From Ohio History Central
Germania was a German-American newspaper published in Cleveland, Ohio during the mid-19th century.
People of German heritage were among the earliest white settlers of Ohio. Many migrated from Pennsylvania during the late 1700s and the early 1800s along Zane's Trace, settling in the central part of Ohio. By the 1820s and 1830s, a large number of German migrants had also settled in the northeastern portion of the state.

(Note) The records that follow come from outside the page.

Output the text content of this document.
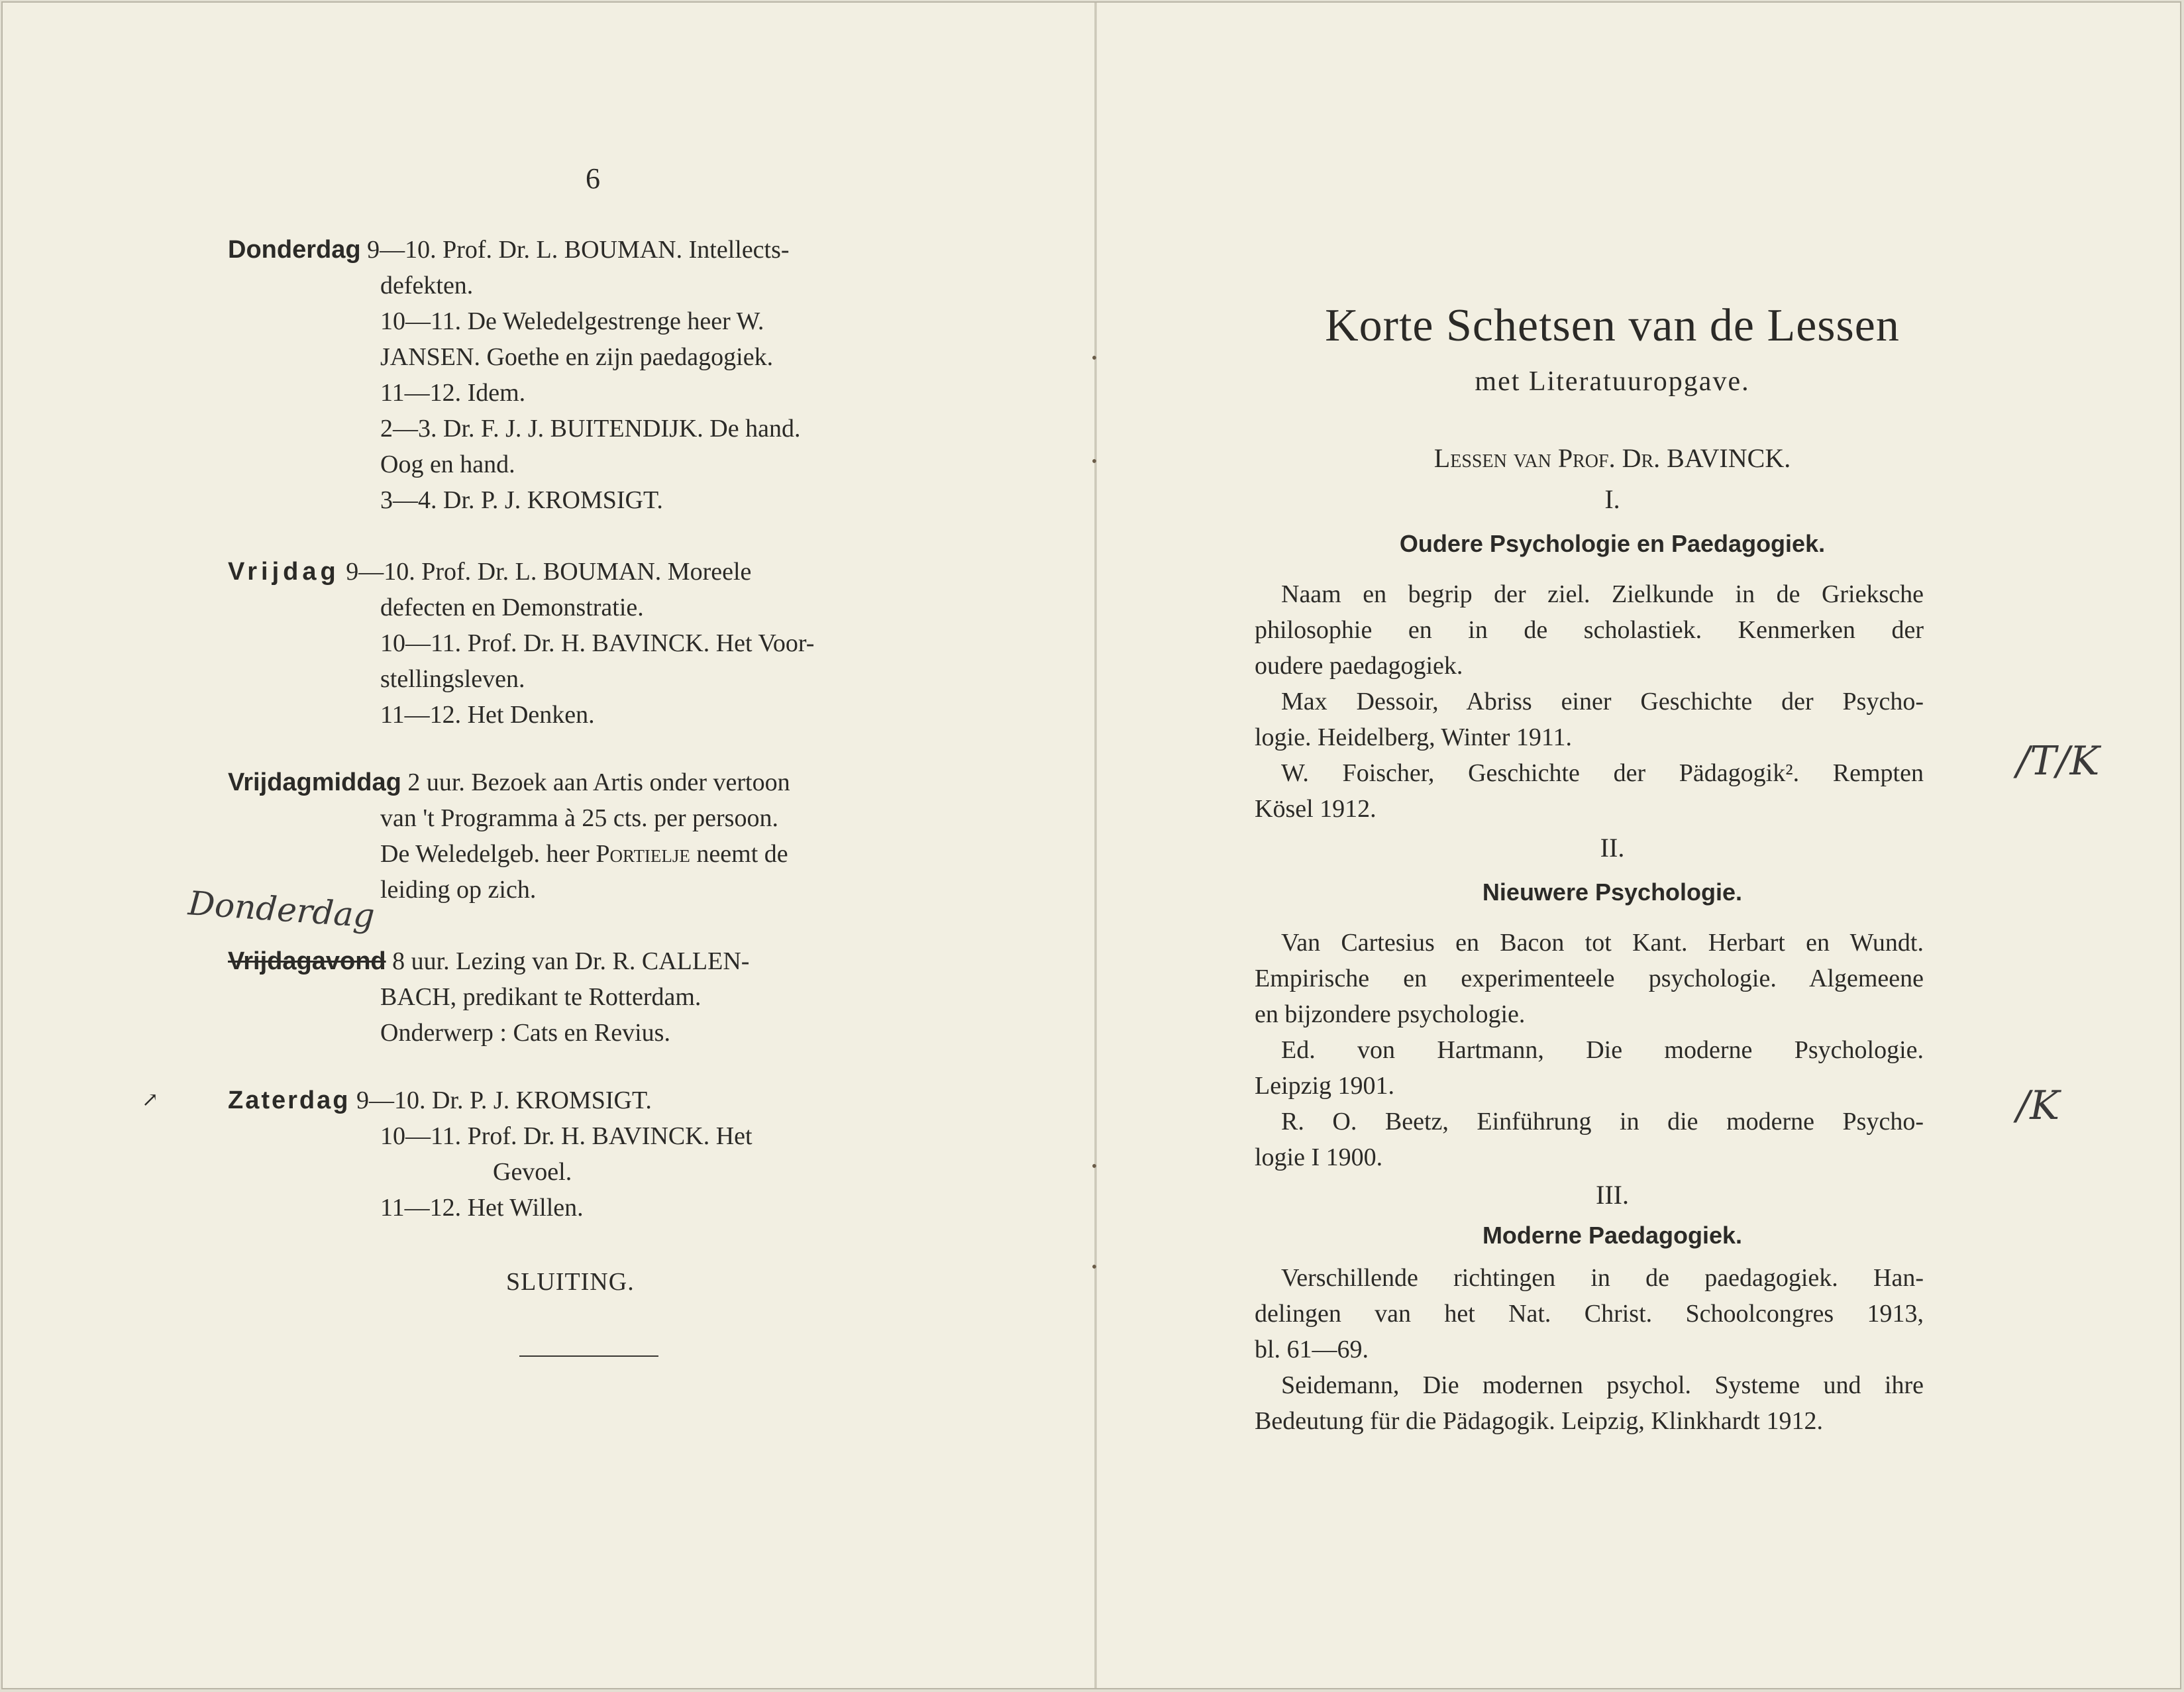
•
•
•
•
6
Donderdag 9—10. Prof. Dr. L. BOUMAN. Intellects-
defekten.
10—11. De Weledelgestrenge heer W.
JANSEN. Goethe en zijn paedagogiek.
11—12. Idem.
2—3. Dr. F. J. J. BUITENDIJK. De hand.
Oog en hand.
3—4. Dr. P. J. KROMSIGT.
Vrijdag 9—10. Prof. Dr. L. BOUMAN. Moreele
defecten en Demonstratie.
10—11. Prof. Dr. H. BAVINCK. Het Voor-
stellingsleven.
11—12. Het Denken.
Vrijdagmiddag 2 uur. Bezoek aan Artis onder vertoon
van 't Programma à 25 cts. per persoon.
De Weledelgeb. heer Portielje neemt de
leiding op zich.
Donderdag
Vrijdagavond 8 uur. Lezing van Dr. R. CALLEN-
BACH, predikant te Rotterdam.
Onderwerp : Cats en Revius.
↗	Zaterdag 9—10. Dr. P. J. KROMSIGT.
10—11. Prof. Dr. H. BAVINCK. Het
Gevoel.
11—12. Het Willen.
SLUITING.
Korte Schetsen van de Lessen
met Literatuuropgave.
Lessen van Prof. Dr. BAVINCK.
I.
Oudere Psychologie en Paedagogiek.
Naam en begrip der ziel. Zielkunde in de Grieksche
philosophie en in de scholastiek. Kenmerken der
oudere paedagogiek.
Max Dessoir, Abriss einer Geschichte der Psycho-
logie. Heidelberg, Winter 1911.
W. Foischer, Geschichte der Pädagogik². Rempten
Kösel 1912.
/T/K
II.
Nieuwere Psychologie.
Van Cartesius en Bacon tot Kant. Herbart en Wundt.
Empirische en experimenteele psychologie. Algemeene
en bijzondere psychologie.
Ed. von Hartmann, Die moderne Psychologie.
Leipzig 1901.
R. O. Beetz, Einführung in die moderne Psycho-
logie I 1900.
/K
III.
Moderne Paedagogiek.
Verschillende richtingen in de paedagogiek. Han-
delingen van het Nat. Christ. Schoolcongres 1913,
bl. 61—69.
Seidemann, Die modernen psychol. Systeme und ihre
Bedeutung für die Pädagogik. Leipzig, Klinkhardt 1912.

Numerous German migrants sought to maintain their traditional culture in their new homes. One way that German migrants sought to accomplish this was through the publication of German-language newspapers. The first such newspaper published in Cleveland was Germania. Edward Hessenmueller founded the paper and served as its first editor. Germania began publication in 1846, and it was the first foreign-language paper published in Cleveland. Initially, the paper favored the Democratic Party, but it quickly changed its political leaning to the Whig Party and then the Republican Party. It appears that the paper remained in publication until at least 1855. By that time, many German migrants had incorporated into American life. Like many other Americans during the late 1700s and the early 1800s, the German immigrants viewed Ohio as a land of opportunity, but they also sought, as evidenced with Germania, to maintain many aspects of their traditional culture.
- Cazden, Robert E. "The German Book Trade In Ohio Before 1848." Ohio History: The Scholarly Journal of the Ohio Historical Society 84: 57-77.
- Van Tassel, David D., and John J. Grabowski, eds. The Encyclopedia of Cleveland History. Bloomington: Indiana University Press, 1996.